In the practice of indirect procurement, purchasing software to support various departments and operations is a concern those in charge should take quite seriously.
However, the consideration grows much more complex in regard to big data analytics. According to a 2013 report conducted by SNS Research, global investment in data analysis solutions is expected to expand at a compound annual growth rate of 17 percent between 2014 and 2020.
This technology comes in many forms, and iterations are often constructed to befit the needs of certain verticals, such as manufacturing or health care. For instance, a business specializing in qualitative data analysis tools may deliver solutions through cloud computing, a practice known as software-as-a-service.
Listed below are three steps procurement officers should follow when surveying big data analytics tools.
1. Determine how operations will expand, contract and change
The average professional would maintain that looking for a solution designed to last a company 10 years is somewhat of a lost cause, but this isn't necessarily the case. Many enterprises are still using database engines as old as Windows Server 2003, so it's fair to reason that purchasing software that will last for a decade or longer isn't necessarily a tall order.
What may scare spend management specialists away from making a large investment in an analytics solution is the uncertainty of how much a business may evolve over a decade. For instance, if an organization is due to become more data-intensive over the course of a certain period of time (i.e. involve "low-level" workers in data analysis projects as opposed to just data scientists), then procuring a solution that is easy for the average Joe or plain Jane to use is essential.
2. Assess the complexity of your needs
If a manufacturer with 40 factories equips each of its facilities with Internet-connected devices, its data analysis needs are going to be incredibly high-end. An analytics solution of this caliber should be capable of performing the following functions:
- Aggregating the information from sensors distributed across a single facility or more in real time.
- Allowing machines to make "smart decisions" based on the data produced by Web-connected electronics.
- Providing professionals with accurate visualizations of intricate situations.
- Choosing data representations based on the nature of the intelligence that was formulated, a feature that is particularly advanced.
- Sending reports to machine specialists detailing a problem with a mechanism and what can be done to fix it.
The list goes on. In contrast, a finance team may not require an analytics program equipped with the aforementioned applications. As it happens, those who are well-versed in Excel and other basic data analysis solutions should have no problem creating the kind of in-depth reports they require to give their clients or employers educated advice.
3. Scrutinize potential providers
After you've determined the evolution of your business and scrutinized your current and future needs, you need to figure out which company will be able to support and accommodate you. Generally, you have a choice between one of two corporate types:
- Umbrella developers: These are the kind of enterprises that create software of every kind imaginable, such as Microsoft, Oracle or Google. While these companies offer sophisticated engines, their support resources are also dispersed across other verticals to help customers using their email, productivity and operating systems.
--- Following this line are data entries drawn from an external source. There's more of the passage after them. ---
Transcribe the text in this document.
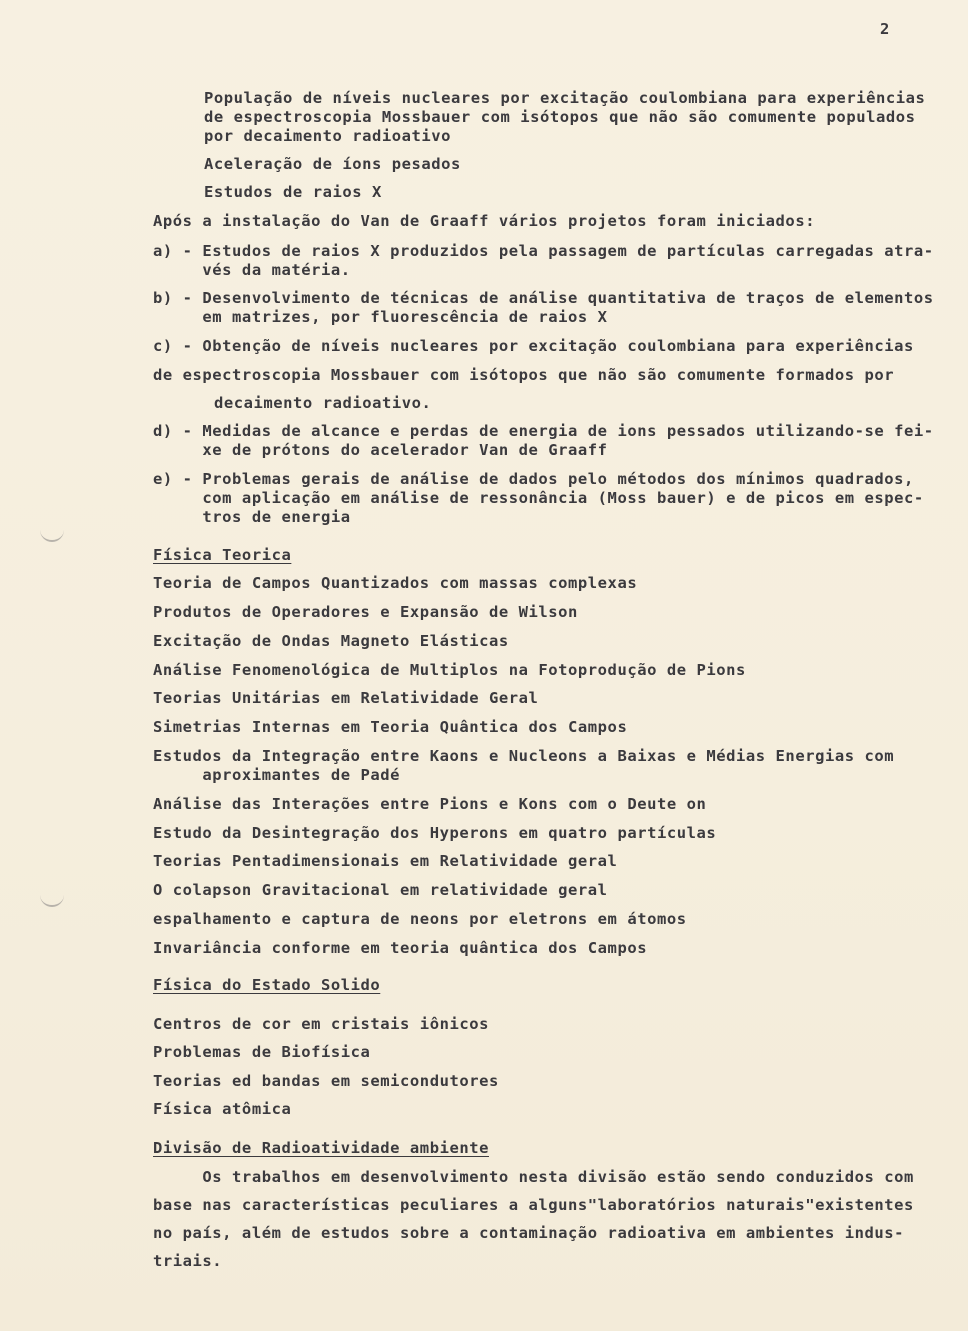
2

População de níveis nucleares por excitação coulombiana para experiências

de espectroscopia Mossbauer com isótopos que não são comumente populados

por decaimento radioativo

Aceleração de íons pesados

Estudos de raios X

Após a instalação do Van de Graaff vários projetos foram iniciados:

a) - Estudos de raios X produzidos pela passagem de partículas carregadas atra-

vés da matéria.

b) - Desenvolvimento de técnicas de análise quantitativa de traços de elementos

em matrizes, por fluorescência de raios X

c) - Obtenção de níveis nucleares por excitação coulombiana para experiências

de espectroscopia Mossbauer com isótopos que não são comumente formados por

decaimento radioativo.

d) - Medidas de alcance e perdas de energia de ions pessados utilizando-se fei-

xe de prótons do acelerador Van de Graaff

e) - Problemas gerais de análise de dados pelo métodos dos mínimos quadrados,

com aplicação em análise de ressonância (Moss bauer) e de picos em espec-

tros de energia

Física Teorica

Teoria de Campos Quantizados com massas complexas

Produtos de Operadores e Expansão de Wilson

Excitação de Ondas Magneto Elásticas

Análise Fenomenológica de Multiplos na Fotoprodução de Pions

Teorias Unitárias em Relatividade Geral

Simetrias Internas em Teoria Quântica dos Campos

Estudos da Integração entre Kaons e Nucleons a Baixas e Médias Energias com

aproximantes de Padé

Análise das Interações entre Pions e Kons com o Deute on

Estudo da Desintegração dos Hyperons em quatro partículas

Teorias Pentadimensionais em Relatividade geral

O colapson Gravitacional em relatividade geral

espalhamento e captura de neons por eletrons em átomos

Invariância conforme em teoria quântica dos Campos

Física do Estado Solido

Centros de cor em cristais iônicos

Problemas de Biofísica

Teorias ed bandas em semicondutores

Física atômica

Divisão de Radioatividade ambiente

Os trabalhos em desenvolvimento nesta divisão estão sendo conduzidos com

base nas características peculiares a alguns"laboratórios naturais"existentes

no país, além de estudos sobre a contaminação radioativa em ambientes indus-

triais.
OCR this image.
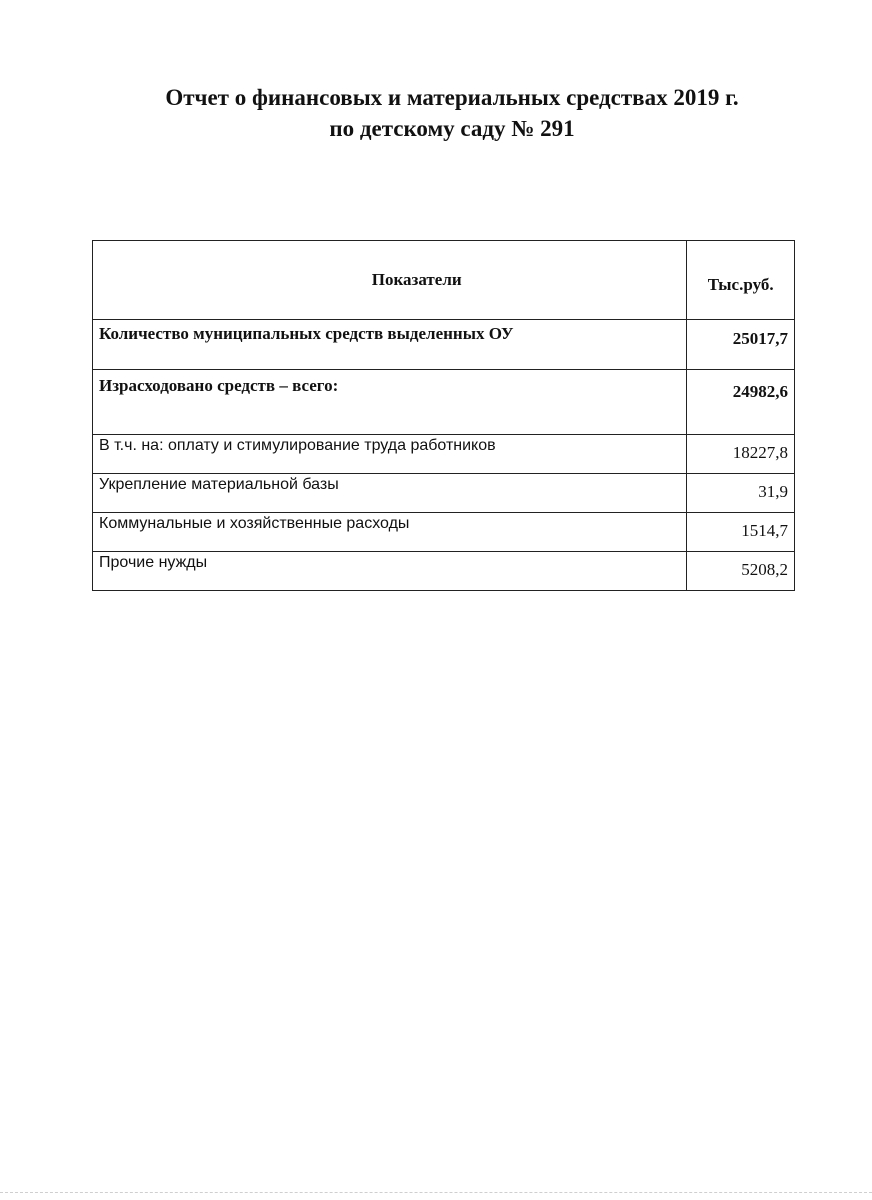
Отчет о финансовых и материальных средствах 2019 г.
по детскому саду № 291
Показатели	Тыс.руб.
Количество муниципальных средств выделенных ОУ	25017,7
Израсходовано средств – всего:	24982,6
В т.ч. на: оплату и стимулирование труда работников	18227,8
Укрепление материальной базы	31,9
Коммунальные и хозяйственные расходы	1514,7
Прочие нужды	5208,2
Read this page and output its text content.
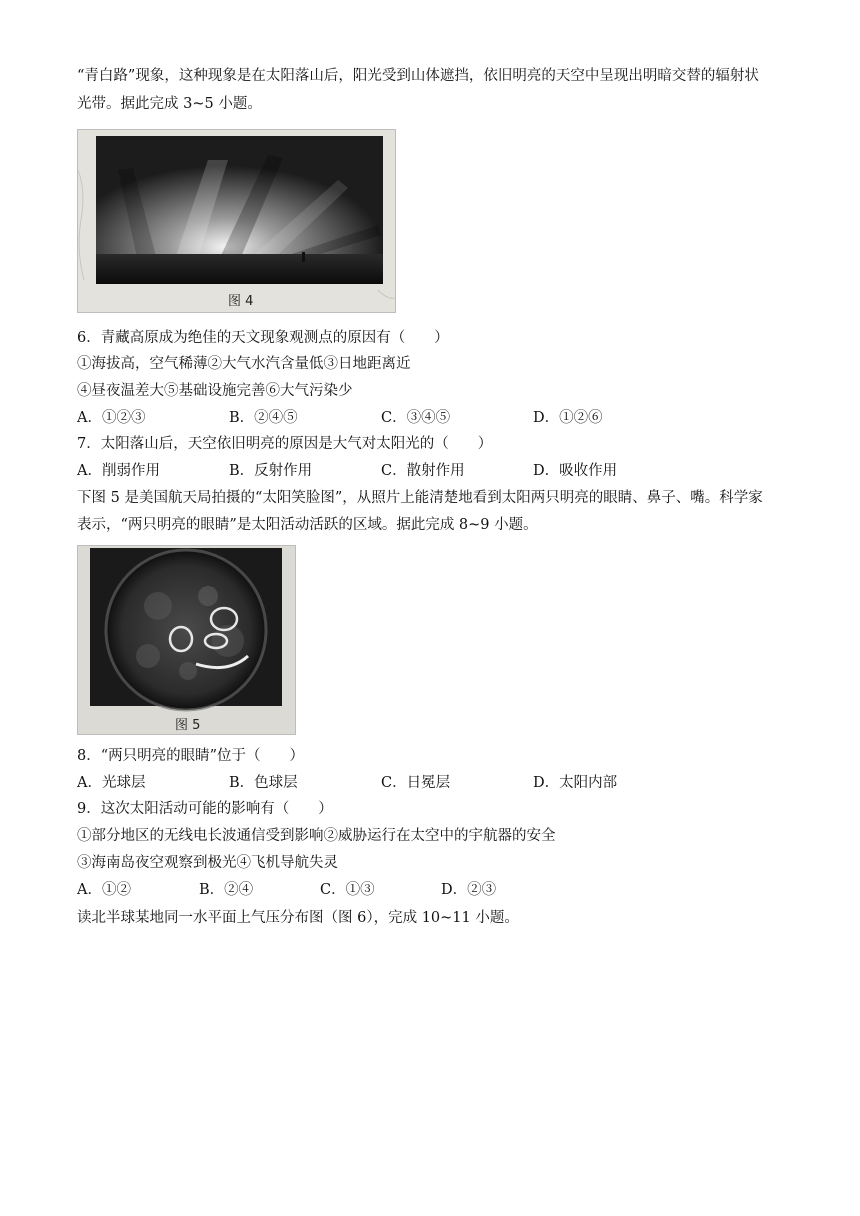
“青白路”现象，这种现象是在太阳落山后，阳光受到山体遮挡，依旧明亮的天空中呈现出明暗交替的辐射状
光带。据此完成 3~5 小题。
图 4
6．青藏高原成为绝佳的天文现象观测点的原因有（　　）
①海拔高，空气稀薄②大气水汽含量低③日地距离近
④昼夜温差大⑤基础设施完善⑥大气污染少
A．①②③	B．②④⑤	C．③④⑤	D．①②⑥
7．太阳落山后，天空依旧明亮的原因是大气对太阳光的（　　）
A．削弱作用	B．反射作用	C．散射作用	D．吸收作用
下图 5 是美国航天局拍摄的“太阳笑脸图”，从照片上能清楚地看到太阳两只明亮的眼睛、鼻子、嘴。科学家
表示，“两只明亮的眼睛”是太阳活动活跃的区域。据此完成 8~9 小题。
图 5
8．“两只明亮的眼睛”位于（　　）
A．光球层	B．色球层	C．日冕层	D．太阳内部
9．这次太阳活动可能的影响有（　　）
①部分地区的无线电长波通信受到影响②威胁运行在太空中的宇航器的安全
③海南岛夜空观察到极光④飞机导航失灵
A．①②	B．②④	C．①③	D．②③
读北半球某地同一水平面上气压分布图（图 6），完成 10~11 小题。
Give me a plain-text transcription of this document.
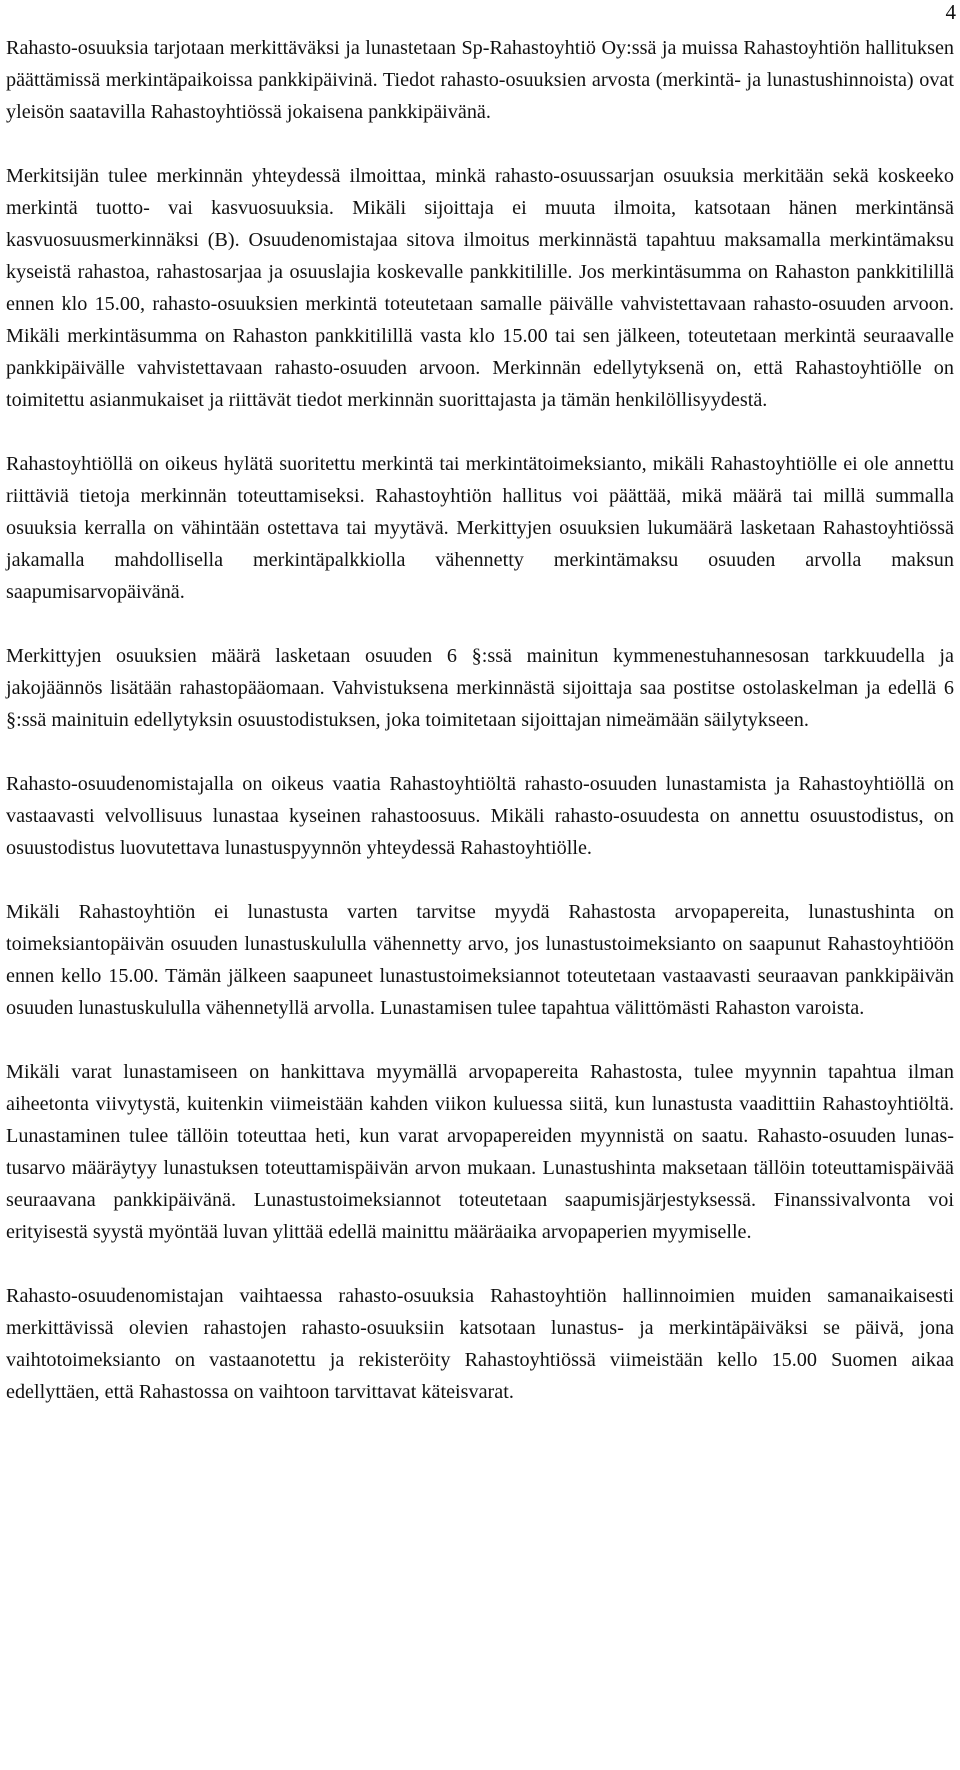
4

Rahasto-osuuksia tarjotaan merkittäväksi ja lunastetaan Sp-Rahastoyhtiö Oy:ssä ja muissa Rahastoyhtiön hallituksen päättämissä merkintäpaikoissa pankkipäivinä. Tiedot rahasto-osuuksien arvosta (merkintä- ja lunastushinnoista) ovat yleisön saatavilla Rahastoyhtiössä jokaisena pankkipäivänä.

Merkitsijän tulee merkinnän yhteydessä ilmoittaa, minkä rahasto-osuussarjan osuuksia merkitään sekä koskeeko merkintä tuotto- vai kasvuosuuksia. Mikäli sijoittaja ei muuta ilmoita, katsotaan hänen merkintänsä kasvuosuusmerkinnäksi (B). Osuudenomistajaa sitova ilmoitus merkinnästä tapahtuu maksamalla merkintämaksu kyseistä rahastoa, rahastosarjaa ja osuuslajia koskevalle pankkitilille. Jos merkintäsumma on Rahaston pankkitilillä ennen klo 15.00, rahasto-osuuksien merkintä toteutetaan samalle päivälle vahvistettavaan rahasto-osuuden arvoon. Mikäli merkintäsumma on Rahaston pankkitilillä vasta klo 15.00 tai sen jälkeen, toteutetaan merkintä seuraavalle pankkipäivälle vahvistettavaan rahasto-osuuden arvoon. Merkinnän edellytyksenä on, että Rahastoyhtiölle on toimitettu asianmukaiset ja riittävät tiedot merkinnän suorittajasta ja tämän henkilöllisyydestä.

Rahastoyhtiöllä on oikeus hylätä suoritettu merkintä tai merkintätoimeksianto, mikäli Rahastoyhtiölle ei ole annettu riittäviä tietoja merkinnän toteuttamiseksi. Rahastoyhtiön hallitus voi päättää, mikä määrä tai millä summalla osuuksia kerralla on vähintään ostettava tai myytävä. Merkittyjen osuuksien lukumäärä lasketaan Rahastoyhtiössä jakamalla mahdollisella merkintäpalkkiolla vähennetty merkintämaksu osuuden arvolla maksun saapumisarvopäivänä.

Merkittyjen osuuksien määrä lasketaan osuuden 6 §:ssä mainitun kymmenestuhannesosan tarkkuudella ja jakojäännös lisätään rahastopääomaan. Vahvistuksena merkinnästä sijoittaja saa postitse ostolaskelman ja edellä 6 §:ssä mainituin edellytyksin osuustodistuksen, joka toimitetaan sijoittajan nimeämään säilytykseen.

Rahasto-osuudenomistajalla on oikeus vaatia Rahastoyhtiöltä rahasto-osuuden lunastamista ja Rahastoyhtiöllä on vastaavasti velvollisuus lunastaa kyseinen rahastoosuus. Mikäli rahasto-osuudesta on annettu osuustodistus, on osuustodistus luovutettava lunastuspyynnön yhteydessä Rahastoyhtiölle.

Mikäli Rahastoyhtiön ei lunastusta varten tarvitse myydä Rahastosta arvopapereita, lunastushinta on toimeksiantopäivän osuuden lunastuskululla vähennetty arvo, jos lunastustoimeksianto on saapunut Rahastoyhtiöön ennen kello 15.00. Tämän jälkeen saapuneet lunastustoimeksiannot toteutetaan vastaavasti seuraavan pankkipäivän osuuden lunastuskululla vähennetyllä arvolla. Lunastamisen tulee tapahtua välittömästi Rahaston varoista.

Mikäli varat lunastamiseen on hankittava myymällä arvopapereita Rahastosta, tulee myynnin tapahtua ilman aiheetonta viivytystä, kuitenkin viimeistään kahden viikon kuluessa siitä, kun lunastusta vaadittiin Rahastoyhtiöltä. Lunastaminen tulee tällöin toteuttaa heti, kun varat arvopapereiden myynnistä on saatu. Rahasto-osuuden lunastusarvo määräytyy lunastuksen toteuttamispäivän arvon mukaan. Lunastushinta maksetaan tällöin toteuttamispäivää seuraavana pankkipäivänä. Lunastustoimeksiannot toteutetaan saapumisjärjestyksessä. Finanssivalvonta voi erityisestä syystä myöntää luvan ylittää edellä mainittu määräaika arvopaperien myymiselle.

Rahasto-osuudenomistajan vaihtaessa rahasto-osuuksia Rahastoyhtiön hallinnoimien muiden samanaikaisesti merkittävissä olevien rahastojen rahasto-osuuksiin katsotaan lunastus- ja merkintäpäiväksi se päivä, jona vaihtotoimeksianto on vastaanotettu ja rekisteröity Rahastoyhtiössä viimeistään kello 15.00 Suomen aikaa edellyttäen, että Rahastossa on vaihtoon tarvittavat käteisvarat.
- Specialists: This contingency is made up of enterprises that specifically focus on creating analytics software and nothing else. Tableau and Datawatch are two companies that operate around this model. The advantage of procuring software from one of these organizations is that they use all their talent and resources to set new standards for what makes an optimal analytics program.
Choosing a data analysis software provider should only occur after procurement officers have thoroughly assessed the needs of the business.